Selon l’intellectuel algérien, l’ignorance est la cause de bien des incompréhensions en ce qui a trait à l’islam. "Pour avoir des préjugés, il faut connaître, au moins un peu. Le problème, c’est que l’islam est une inconnue non connue et que les événements qui suscitent l’intérêt pour lui ne sont pas des plus joyeux. Ce qu’il faut, c’est ramener la discussion sur un terrain de sérénité, de curiosité et d’intérêt intellectuel. Il faut que les gens comprennent que tous les musulmans ne peuvent pas être des terroristes. Oui, l’islam s’oppose à tout, c’est un système fermé sur lui-même qui gère la société dans son ensemble et non pas seulement la spiritualité des humains. Mais il s’agit là d’une lecture très ancienne, une vision qui date du 12e siècle. Il y a aujourd’hui de nombreux rénovateurs de l’islam, de nouveaux penseurs. Malheureusement, ceux-ci butent souvent contre des pouvoirs arabes, des gens qui vivent au moyen âge par rapport à l’époque où nous sommes."

Voilà pourquoi, contre vents et marées, l’intellectuel continue de placer la religion au centre de son oeuvre. Ses prises de parole, artistiques ou non, démontrent la pertinence de l’islam, mais aussi la grande complexité des questions qui l’entourent. "Dans mon oeuvre, j’essaie d’avoir un regard critique sur la religion, je la discute. Je crois que l’héritage religieux est très simple: on hérite d’une religion pour la faire vivre à notre époque. Si on doit hériter d’une religion qui nous fasse vivre au moyen âge, je ne suis pas d’accord."

ÉCHANGES PUBLICS

Slimane Benaïssa participe au Festival Séfarad de Montréal, un événement consacré à la culture séfarade, avant tout pour échanger. "Je ne vais pas faire un prêche. Je vais dire ce que contient l’islam, les problèmes de la fixation du texte, et ensuite je discuterai des points nodaux aujourd’hui, par exemple la problématique du voile, c’est-à-dire l’islam et la laïcité, l’islam et la symbolique moderne et, à la fin, les kamikazes et l’islam. L’idée, c’est de dire où le point de vue islamique se situe et où il devrait se situer."

Qu’est-ce que le Québec, à une époque où les accommodements raisonnables sont de toutes les discussions, peut apprendre de la situation française? "Je suis pour la laïcité et l’intégration à la française. Je pense que c’est le système le plus juste. La France se reconnaît dans les lois de la République, dans les droits de l’Homme, dans sa laïcité. Les accommodements, c’est bien, mais on est en droit de se demander si, à long terme, les accommodements de chacun vont permettre de construire une nation qui aura les mêmes projets, les mêmes objectifs et les mêmes points de reconnaissance."

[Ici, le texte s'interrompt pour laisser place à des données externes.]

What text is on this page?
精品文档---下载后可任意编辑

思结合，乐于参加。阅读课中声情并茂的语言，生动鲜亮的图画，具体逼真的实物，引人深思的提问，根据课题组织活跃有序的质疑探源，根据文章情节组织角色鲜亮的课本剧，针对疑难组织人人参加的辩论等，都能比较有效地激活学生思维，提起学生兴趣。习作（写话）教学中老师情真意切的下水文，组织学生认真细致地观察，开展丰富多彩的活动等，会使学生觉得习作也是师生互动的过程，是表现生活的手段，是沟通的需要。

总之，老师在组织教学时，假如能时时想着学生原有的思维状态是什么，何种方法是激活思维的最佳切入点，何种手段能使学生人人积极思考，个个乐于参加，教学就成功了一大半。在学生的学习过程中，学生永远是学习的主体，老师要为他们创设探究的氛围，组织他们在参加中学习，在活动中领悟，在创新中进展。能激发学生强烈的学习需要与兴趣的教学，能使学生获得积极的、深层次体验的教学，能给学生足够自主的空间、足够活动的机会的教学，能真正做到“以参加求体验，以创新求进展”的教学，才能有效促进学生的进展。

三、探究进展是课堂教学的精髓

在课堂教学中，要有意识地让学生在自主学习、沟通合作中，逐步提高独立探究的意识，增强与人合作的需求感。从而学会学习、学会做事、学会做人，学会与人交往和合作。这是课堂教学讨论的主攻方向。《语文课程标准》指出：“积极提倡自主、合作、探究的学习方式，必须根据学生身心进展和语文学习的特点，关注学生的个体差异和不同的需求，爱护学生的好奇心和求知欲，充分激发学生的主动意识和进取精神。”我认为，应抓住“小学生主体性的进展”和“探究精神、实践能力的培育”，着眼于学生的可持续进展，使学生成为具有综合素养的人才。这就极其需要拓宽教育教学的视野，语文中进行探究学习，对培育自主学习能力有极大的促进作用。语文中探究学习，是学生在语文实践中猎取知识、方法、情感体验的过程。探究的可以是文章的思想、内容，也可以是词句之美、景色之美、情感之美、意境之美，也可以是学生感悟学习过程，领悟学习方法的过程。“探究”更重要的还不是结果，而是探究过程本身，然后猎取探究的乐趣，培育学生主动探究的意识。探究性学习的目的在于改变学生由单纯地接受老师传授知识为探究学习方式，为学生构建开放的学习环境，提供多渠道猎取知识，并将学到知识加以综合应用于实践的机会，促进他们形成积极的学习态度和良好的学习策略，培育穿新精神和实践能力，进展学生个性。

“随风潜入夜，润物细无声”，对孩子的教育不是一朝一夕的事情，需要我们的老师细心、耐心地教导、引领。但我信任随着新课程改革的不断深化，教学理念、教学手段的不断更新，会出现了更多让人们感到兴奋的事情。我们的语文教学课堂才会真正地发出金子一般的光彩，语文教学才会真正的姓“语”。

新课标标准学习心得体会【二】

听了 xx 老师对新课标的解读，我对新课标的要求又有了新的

En somme, Slimane Benaïssa prône la constante remise en question de nos sociétés. "Une société, par définition, évolue. Même au paradis, je pense qu’on ne sera pas figé pour l’éternité. J’essaie de voir les religions comme une chose vivante. Tout ce qui est vivant évolue, se transforme et change. On doit changer la religion, la relire, la faire évoluer. Nous sommes responsables de l’évolution de l’islam, ce n’est pas l’islam qui est responsable de notre évolution. Il est plus que temps d’inscrire l’islam dans le monde actuel." www.sefarad.ca.